Thousands join fresh protests in Togo amid government crackdown
Lome - Thousands of protesters in Togo Thursday joined demonstrations around the country for a second day against the rule of President Faure Gnassingbe, the scion of Africa's oldest political dynasty.
The atmosphere was tense amid accusations of harsh repression by security forces on Wednesday, when at least 77 people were injured by rubber bullets in the far north of the country, according to the opposition.
Four people who were critically wounded were sent for treatment in Sokode, the country's second biggest city, it added.

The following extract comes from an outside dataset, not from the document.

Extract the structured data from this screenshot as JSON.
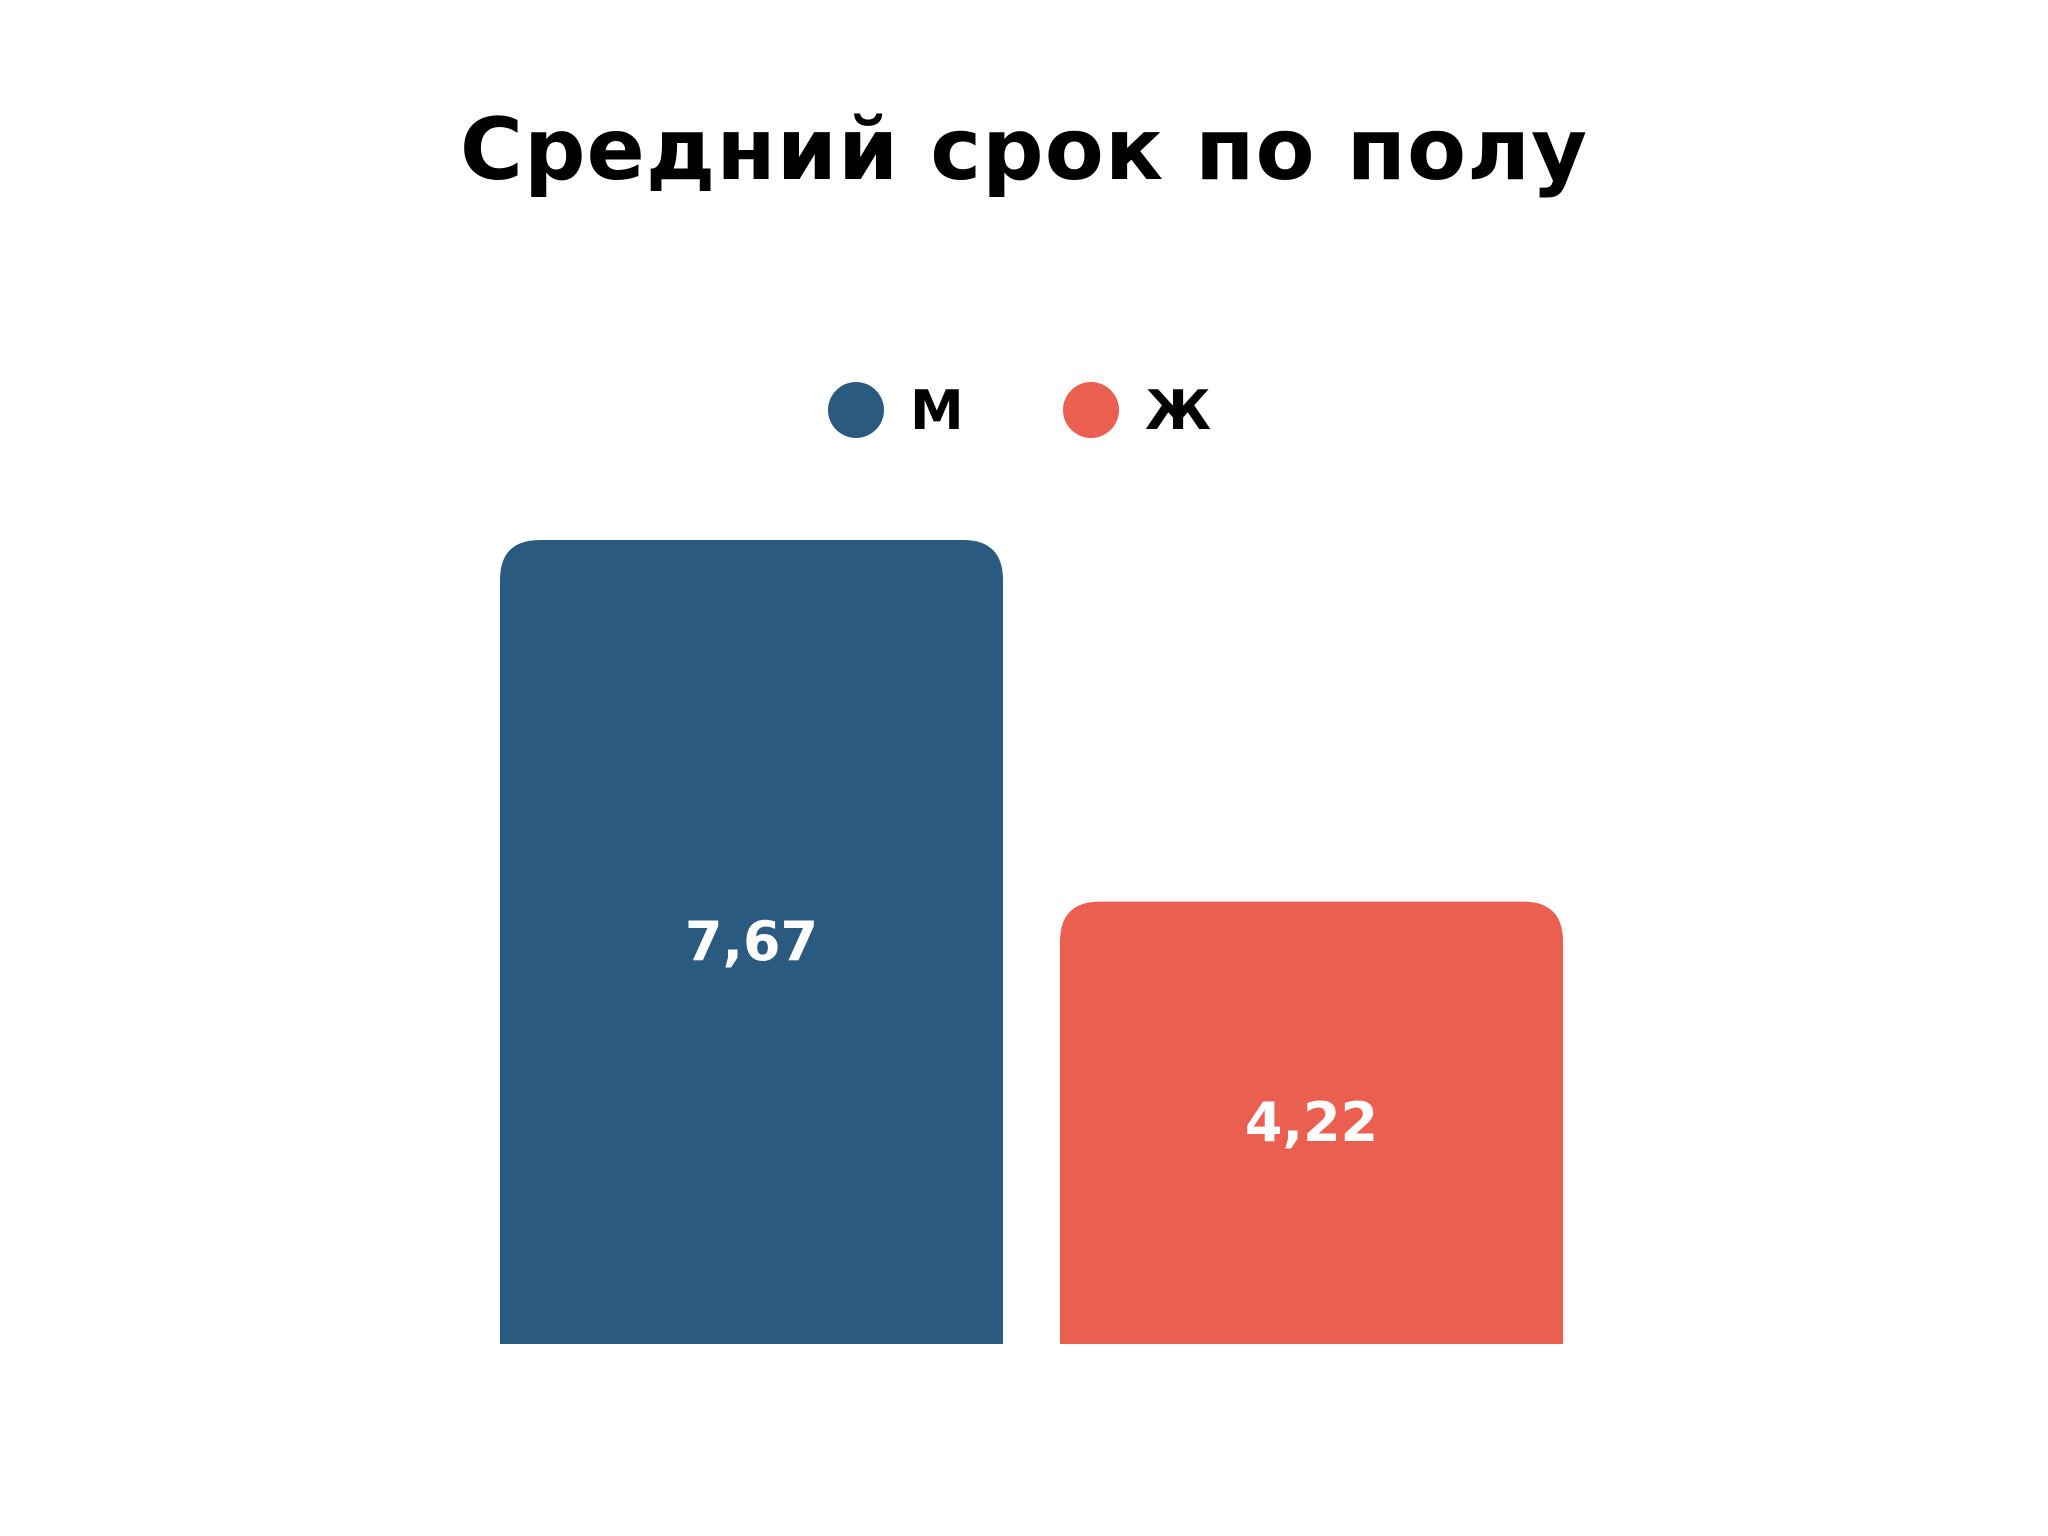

At the start of Thursday's march in the capital Lome, opposition leaders condemned the crackdown and accused troops and militia of infiltrating rallies in the northern cities of Bafilo, Kara, Mango, Sokode and Dapaong.
"We are capable of anything for a new Togo!" said protester Matawo Kossi, a hairdresser in the Agoe district of Lome on Thursday.
But a source close to the presidency blamed the violence Wednesday on the Panafrican National Party (PNP) of opposition leader Tikpi Atchadam, accusing its supporters of attacking officials of the ruling Union for the Republic (UNIR) and torching houses.
In Mango a nine-year-old child was killed and 25 people injured, including 10 by gunshot wounds from hunting rifles and other weapons the security forces did not use, the source said.
Francois Patuel of Amnesty International said that "despite official declarations in favour of appeasement, the repression of demonstrations by the armed forces continues."
Amnesty called for "an independent and impartial inquiry" into the child's death in Mango and use of force by security forces.
- Historic demonstrations -
The opposition has boycotted a vote in parliament on constitutional reform that would have included a presidential term limit, arguing it was a ploy to let Gnassingbe stay in power until 2030.
They want the limit to apply retroactively so that Gnassingbe, who has been in power since 2005, could not run again in 2020.
He succeeded his father Gnassingbe Eyadema who ruled from 1967 until his death in 2005.
To press their demands, the opposition staged rallies on September 6 and 7 that drew more than 100,000 people -- an unprecedented turnout in a country widely criticised for stifling democracy.
The 14-party coalition had called for the follow-up rallies on Wednesday and Thursday.
Police said 10,000 to 15,000 people marched nationwide on Wednesday, but Eric Dupuy, spokesman for the main opposition National Alliance for Change (ANC) party, said "tens of thousands of protesters" marched in the capital alone.